Пангерманизм не признавал права народов на независимость, он хотел быть главным и единым вождем и господином всех. В пылу воинственности он заявлял, что идеалом является многонациональное государство, и Австро-Венгрия с Германией были живыми образцами такого государства; не забываю в этом случае и русского государства, формировавшегося в значительной степени по прусскому образцу. Союзники объявили право всех народов на независимость, народов не только больших, но и малых; следствием этой программы является Лига Наций, завершающая демократические идеалы, как они были формулированы в Америке, частично и осуществлены.
Немцы отвергли естественное право и заменяли его правом историческим. Хотя Кант и признается руководящим философом, но его склонность к естественному праву и Руссо была отвергнута, как и весь идеал гуманности. Историческое право при помощи дарвинизма было превращено в теорию механической эволюции, дающей успех сильнейшему: война и ведение войны становятся божественными институциями. Прусский милитаризм употребил теорию английского естествоиспытателя для усиления своего военного аристократизма, провозглашающего главным догматом так называемой реальной политики, что каждое право родится из власти и силы, причем власть и сила, как правило, отождествляются с насилием[9]
. Немецкий народ объявлен народом прирожденных господ.Разницу между старой и новой Германией сами немцы иногда формулируют следующим лозунгом: Беймар – Потсдам? Гете – Бисмарк? Кант – Крупп?
Опруссачение всей Германии было прежде всего политическое; прусская теократия воспользовалась упадком германской империи, пережитками католической теократии и захватила Германию и Австрию своей твердой и единообразной военной и гражданской организацией.

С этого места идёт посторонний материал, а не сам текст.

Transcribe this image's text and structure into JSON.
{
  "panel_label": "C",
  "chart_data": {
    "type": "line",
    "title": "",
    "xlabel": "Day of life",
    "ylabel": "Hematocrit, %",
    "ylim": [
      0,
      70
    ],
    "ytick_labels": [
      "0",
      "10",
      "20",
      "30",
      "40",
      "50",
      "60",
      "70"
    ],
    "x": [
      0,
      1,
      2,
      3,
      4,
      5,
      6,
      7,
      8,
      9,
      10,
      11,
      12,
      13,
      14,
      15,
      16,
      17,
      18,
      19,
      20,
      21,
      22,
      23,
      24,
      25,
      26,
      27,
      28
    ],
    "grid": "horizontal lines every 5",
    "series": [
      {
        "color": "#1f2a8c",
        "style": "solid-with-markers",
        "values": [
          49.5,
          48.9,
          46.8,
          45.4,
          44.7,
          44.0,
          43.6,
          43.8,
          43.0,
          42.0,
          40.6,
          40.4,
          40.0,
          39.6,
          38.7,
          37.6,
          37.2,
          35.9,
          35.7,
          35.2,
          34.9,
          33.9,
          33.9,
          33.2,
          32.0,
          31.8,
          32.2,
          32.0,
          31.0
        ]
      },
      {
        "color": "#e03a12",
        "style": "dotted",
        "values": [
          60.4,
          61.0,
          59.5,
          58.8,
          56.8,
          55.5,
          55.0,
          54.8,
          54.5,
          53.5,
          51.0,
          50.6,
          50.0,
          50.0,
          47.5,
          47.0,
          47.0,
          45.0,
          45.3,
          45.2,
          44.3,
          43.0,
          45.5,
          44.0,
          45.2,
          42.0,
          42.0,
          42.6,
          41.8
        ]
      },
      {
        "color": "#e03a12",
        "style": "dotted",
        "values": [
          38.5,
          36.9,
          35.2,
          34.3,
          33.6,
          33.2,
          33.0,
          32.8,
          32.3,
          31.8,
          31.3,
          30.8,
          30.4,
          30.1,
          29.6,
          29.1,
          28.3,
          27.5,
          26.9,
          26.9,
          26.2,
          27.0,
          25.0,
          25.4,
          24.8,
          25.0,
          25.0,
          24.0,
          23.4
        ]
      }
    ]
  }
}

С течением времени пруссачество стало контролировать все культурные попытки и сделало из Германии империю внешнего порядка, как я уже ее характеризовал в «Новой Европе».
Последствия опруссачения сказываются не только в политике, но и в немецкой философии, науке, искусстве и, конечно, теологии. Когда руководящие лица и сословия народа начинают полагаться на власть и насилие, тогда начинают пропадать симпатии, люди теряют интерес к чувствам и мыслям своих ближних, а чужих так и совсем, ибо для всяких сношений со светом достаточно государственного механизма, команды, кулака; тогда перестают свободно мыслить и возникает ученость без живых идей.
Вот объяснение великих ошибок и ложных шагов немецкой истории и немецкого мышления до и во время войны; Бисмарк и его насильническое обращение с близкими ему людьми – вот тип такого пруссака, стремящегося к господству. Это развитие я изобразил бы схематически так (после предшествующих объяснений это допустимо):
Гете – Кант – Фридрих Великий Гегель
Мольтке – Бисмарк – (Вильгельм II) – Лагард – Маркс – Ницше.
В Гегеле я вижу синтез Гете и Канта и антиципацию Бисмарка; он принял прусскую идею государства как главного выражения национальности и общества вообще, своим пантеизмом и своей фантастикой он составляет переход от Гете и Канта и их всемирности к пруссачеству и его механизму, материализму и насильничеству. Недаром Гегель был в самом начале теологом – он и в этом отношении формулировал основы прусской теократии; Бисмарк и Вильгельм непрерывно проповедывали Бога, но, конечно, прусского Бога. Гегель своим «абсолютным идеализмом» служил авторитарности прусского государства, он отказался от гуманизма и всемирности Гете и Канта и дал основу для теоретического и практического насильничания. Бисмарк и бисмаркизм вполне поглотили Гете – прусское государство стало непогрешимым вождем народа и его духовных и культурных стремлений.
Маркс превратил пантеизм и абсолютный идеализм Гегеля, пройдя философию Фейербаха («человек есть то, что он ест»), в материализм и принял механизм прусской организации и государственности (всемогущий централизм), несмотря на то что подчиняет государство экономическим отношениям. То, что во время мировой войны немецкие марксисты, несмотря на свой социализм и свою революционность, приняли без критики прусскую политику и были так долго вместе с пангерманцами, происходит из их методической и тактической родственности. Недемократический взгляд о необходимости больших экономических единиц соответствует прусскому стремлению к сверхчеловеку. Сам Маркс судил о славянских народах не иначе, чем Трейчке или Лагард.
Ницше из уединения солипсизма бросился к дарвиновскому праву сильнейшего – «белокурый зверь» оснует царство новой аристократии и церкви одновременно; христианская теократия будет заменена теократией сверхчеловека.
Антитезу Гете и Бисмарка, Канта и Круппа я понимаю не в смысле дуализма парсов – психолог может найти некоторые характерные элементы прусского «реального политика» и в Гете, и в Канте.